How are BWA/bowtie/etc indices built for multiple fasta entries?
1
0
Entering edit mode
7 days ago

I'm confused by how an FM-index is built from a genome with multiple chromosomes (or more generically, any multi-sequence file). I understand the principles of the BWT, but do aligners such as BWA and Bowtie compute a separate BWT for each sequence or do they concatenate all sequences then compute a single BWT?

I'm interested to know for the sake of it but also because I need to include the mitochondrial and chloroplast genomes in an index, but BWA has one indexing method (IS) that can't handle a 'database' more than 2 Gbp while the other method (BWTSW) can't handle databases smaller than 10 Mbp (the organelle genomes are smaller than this...)

I just don't know if 'database' in the documentation means the sum of all sequences or whether each sequence is considered a separate database. If the sequences are all concatenated then BWTSW should work fine, but otherwise it seems neither single indexing method works for both the large chromosomes I have to deal with and the tiny organelle genomes.

index fasta mapping BWA bowtie • 242 views
1
Entering edit mode

Since a single index is built for one multi-fasta reference that should all count towards the size of the database. Someone with right programming chops will need to confirm if that interpretation is technically correct.

0
Entering edit mode

Thanks for your answer. Ok brilliant, that is the crux of the matter. If a single Burrows-Wheeler transformation is conducted on the whole concatenated sequence then yes, the BWA BWTSW indexer should work.

2
Entering edit mode
7 days ago

I believe that all the sequences are concatenated into a single one.

There is an interesting side effect to this, the aligner can detect certain chromosomal fusions this way.

Basically if a read partially aligns to the end of a chromosome and the beginning of another chromosome bwa can generate alignment for that (at least it used to).

It was one of the weird, unexpected cases specific to bwa where the alignment would get be labeled as unmapped (flag 4) yet the alignment would have a coordinate, a CIGAR string, an alignment score etc.

0
Entering edit mode

Oooh thank you for your answer - it answers my question (i.e. I can use BWA with very large and very small reference sequences, because they are concatenated into a single 'database') plus that is a super interesting side effect you describe!

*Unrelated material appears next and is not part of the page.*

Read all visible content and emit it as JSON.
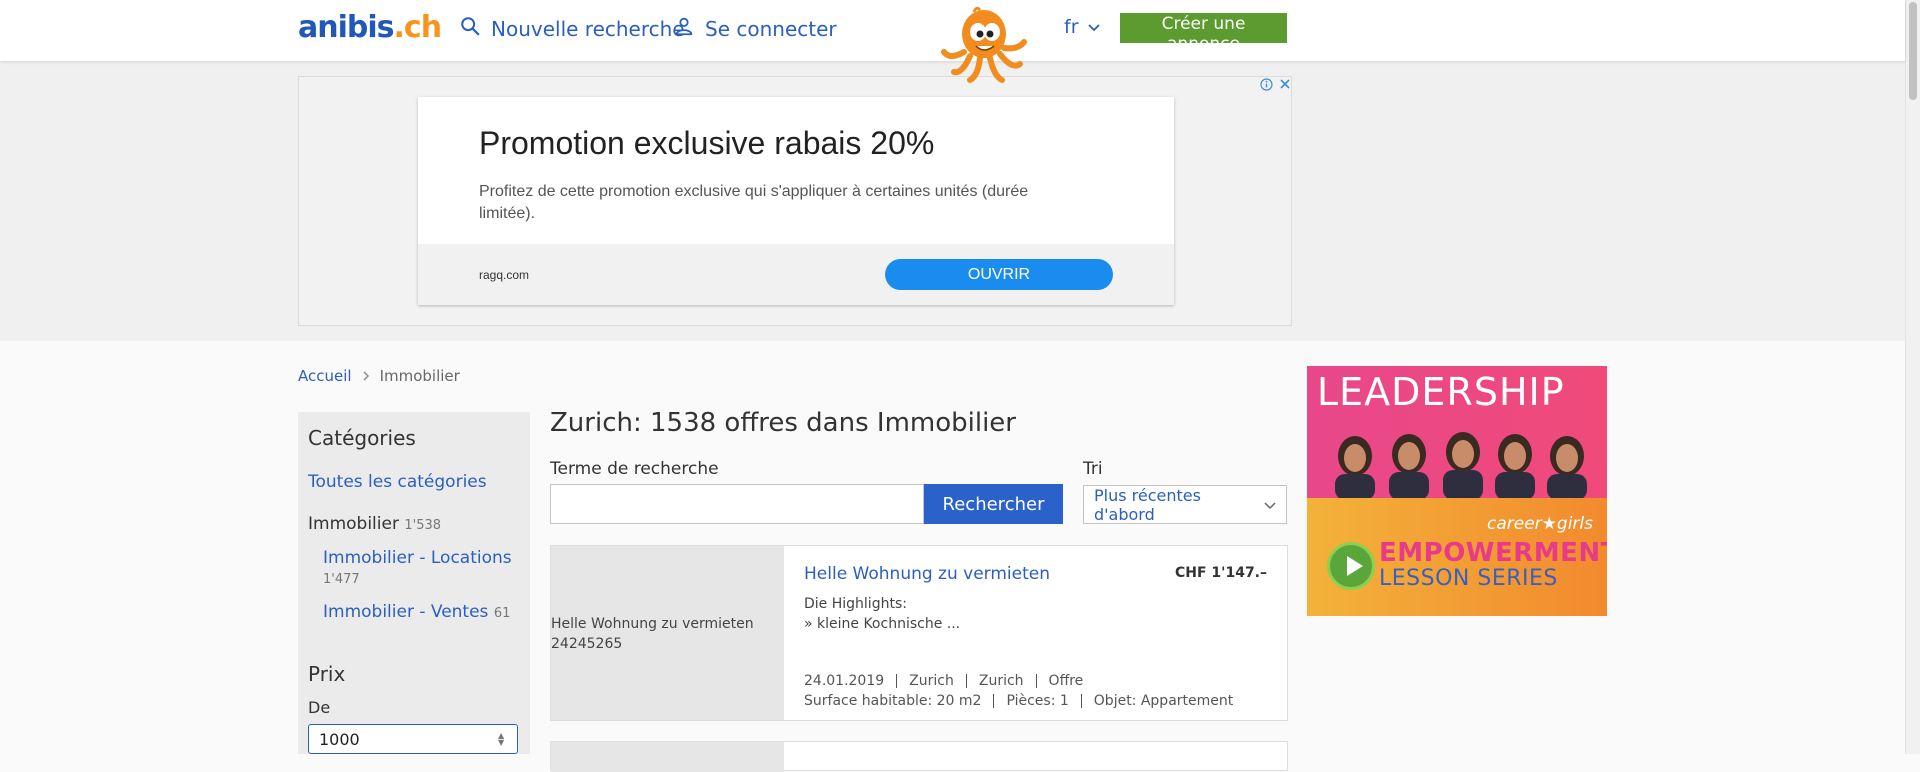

Presumably it could only detect fusions across chromosomes that happened to be listed adjacently in the reference FASTA? e.g. fusion across end of chr4 / start of chr5 but not end of chr4 / start of chr7 (Assuming reference sequences are supplied in numerical order of course!)

Thanks again, Max

0
Entering edit mode

that's how I understood it worked, from a forum discussion on Sourceforge I believe, where the developer Heng Li talked mentioned some internal implementation details, it was not designed to find all possible fusions, but since there was a "free" solution for some cases, where it would have taken extra effort to remove certain information, instead it was kept and labeled as unmapped.

0
Entering edit mode

Interesting stuff! I'm new to informatics but I'm very much enjoying learning the quirks of these bits of software... not a fan of launching things into black boxes and hoping for the best!

Thanks again for your thoughts. Is 'accepting' your answer the best way to credit you on the site?